Some of you have likely noticed the absence of one item from the boxes in general this year: Sweet Potatoes. We plant sweet potatoes every spring and normally harvest the first roots in October. This gives them just enough time to sweeten up for Thanksgiving.
Sweet potatoes grow well in the Sacramento Valley. They love hot weather and they have few disease or pest problems. But there are two big challenges to growing them.
First is the way they are planted. Most of the crops we grow are either seeded directly into the soil, or grown in plugs in the greenhouse. Sweet potatoes are grown from cuttings taken off of tubers that are planted in the ground in early spring. These cuttings, called “Slips” are just a leafy stem with a handful of roots. They come to us in boxes of 1500, packed tightly together.
We don’t have a special planter designed for sweet potato slips, so we use a planter made for potted plants. It works only marginally well, so we spend lots of time “fixing” the field, making sure all the stems are adequately covered with soil.
If it’s too hot or too windy within a few days of planting the field, the fragile slips are prone to wilting and shriveling up, and we have had issues with this in the past.

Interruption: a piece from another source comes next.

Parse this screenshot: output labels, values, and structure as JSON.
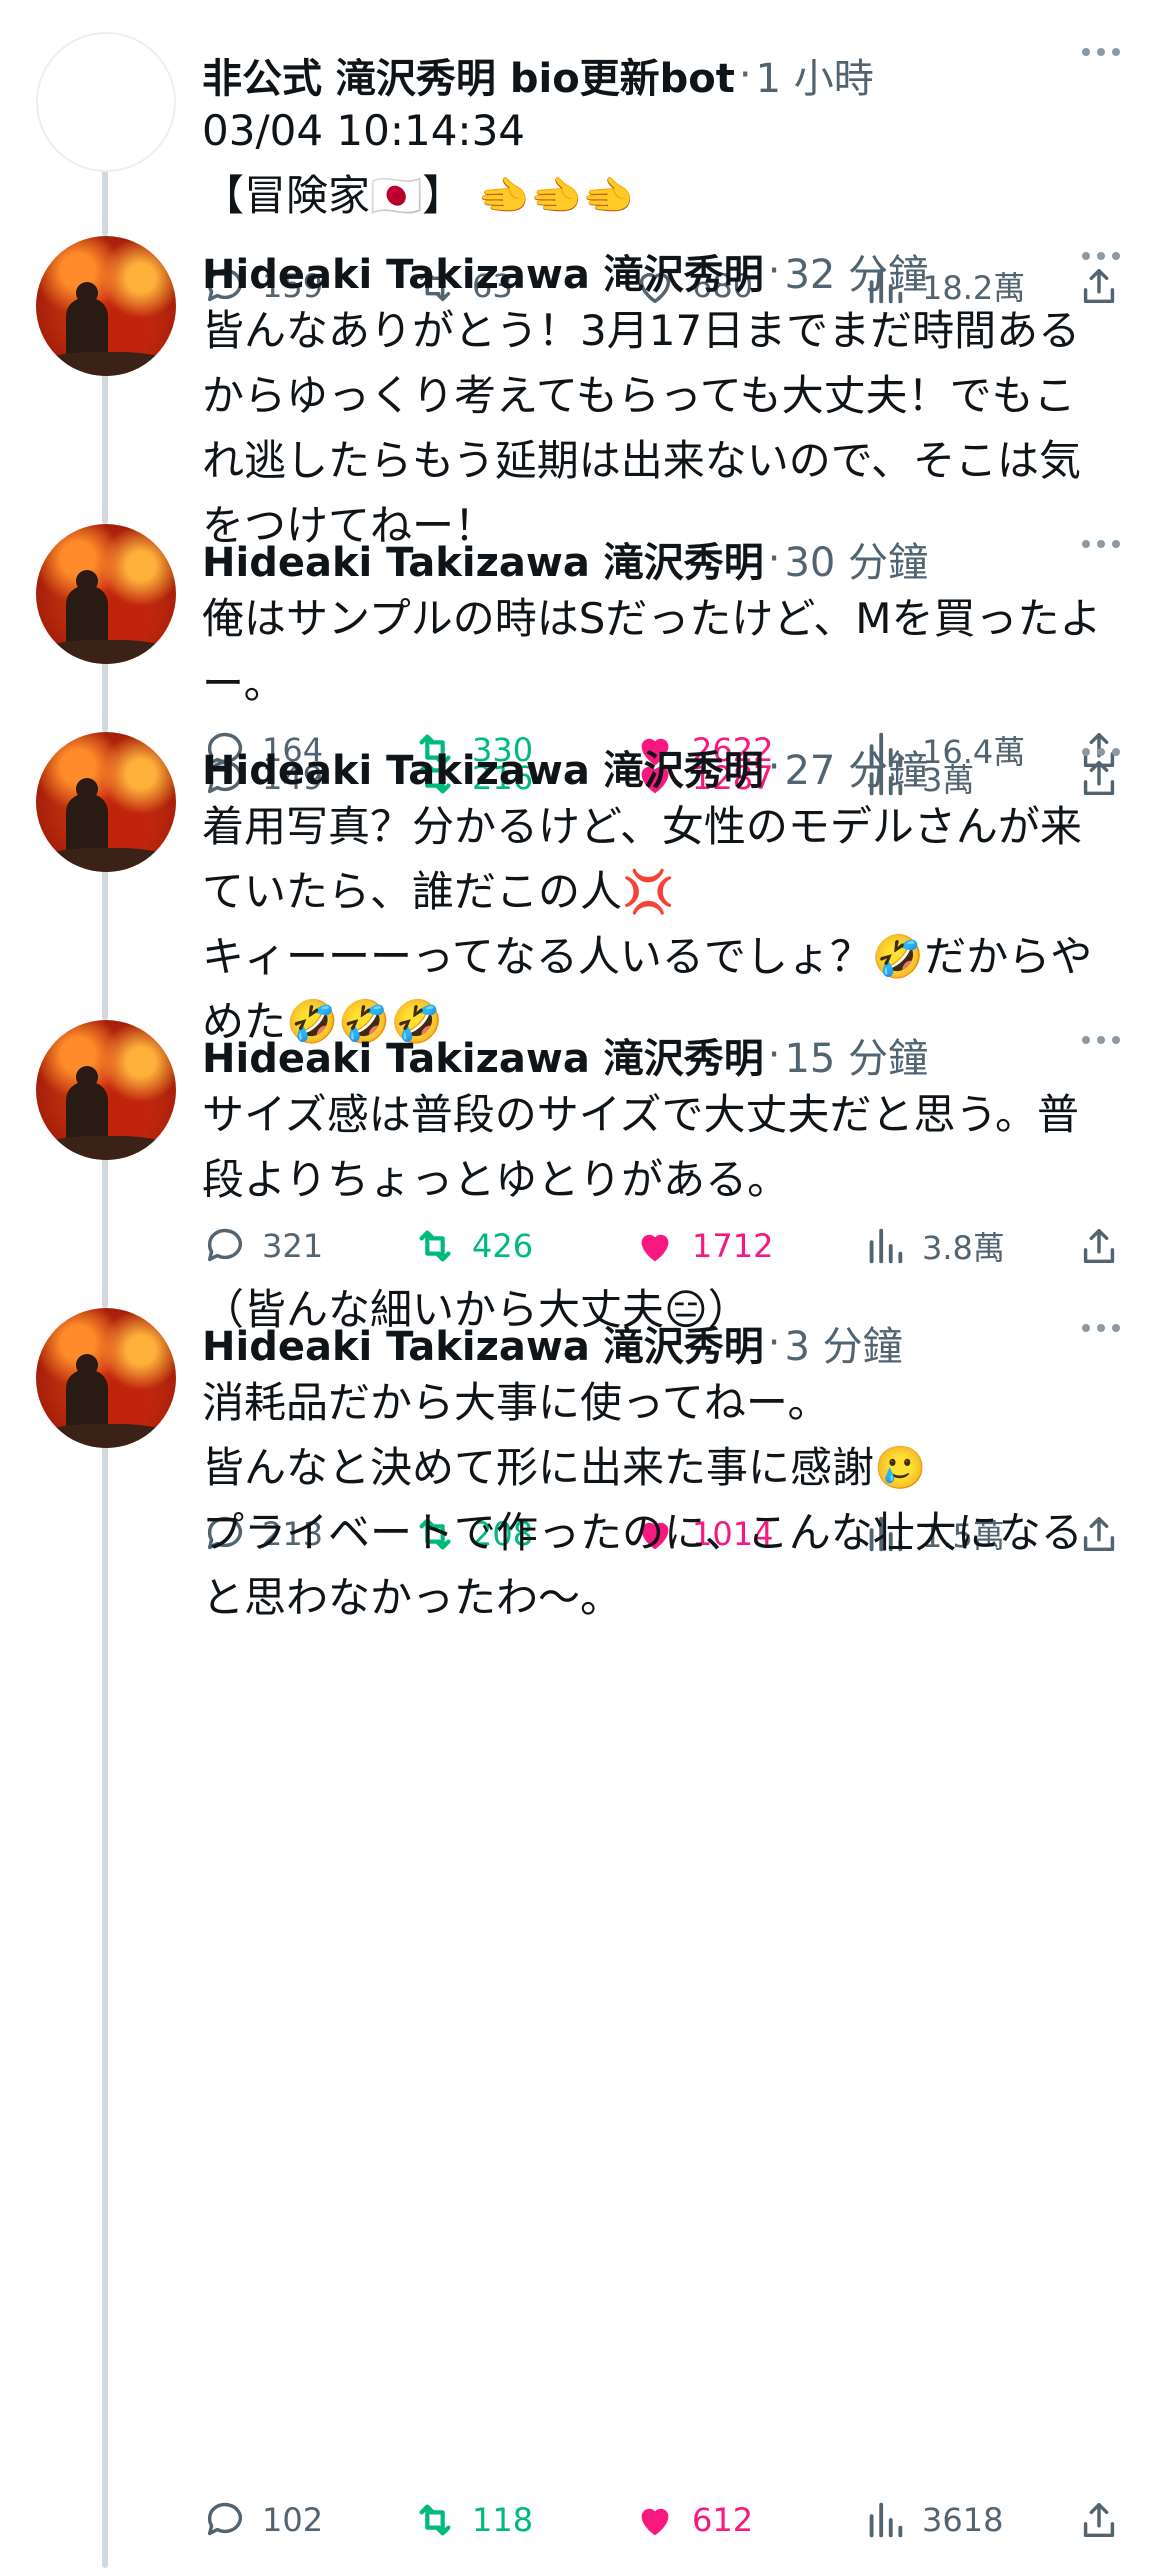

The second big challenge with growing sweet potatoes is harvesting them. Although we plant them in rows just as we do all other crops, the roots grow in all directions and form much deeper in the soil than root crops such as carrots, beets or potatoes. We dig them with our potato harvester, but we have to dig down a foot deeper than we do with potatoes — full 18 inches. This means we are bringing up the equivalent of a 5 gallon bucket of soil for every inch that the harvester moves. We can harvest an acre of potatoes in two days, but it takes five or six days to do an acre of sweet potatoes.
This year, we never even got to the second challenge. The weather was perfect for the sweet potatoes the day we planted and for the whole next week. But less than half the plants survived. Other farms in our area who got their plants from the same nursery had the same result. Everyone has a different theory about what went wrong. But it simply wasn’t worth irrigating and weeding that field all season, so we turned it under.
We did grow extra Delicata squash (planted later in the summer) to make up for the loss of the sweet potatoes, as many people consider them similar — and we have been sending you more of those than usual. As we go into winter, however, we will bring in organic sweet potatoes from other growers who didn’t have the same problems we did.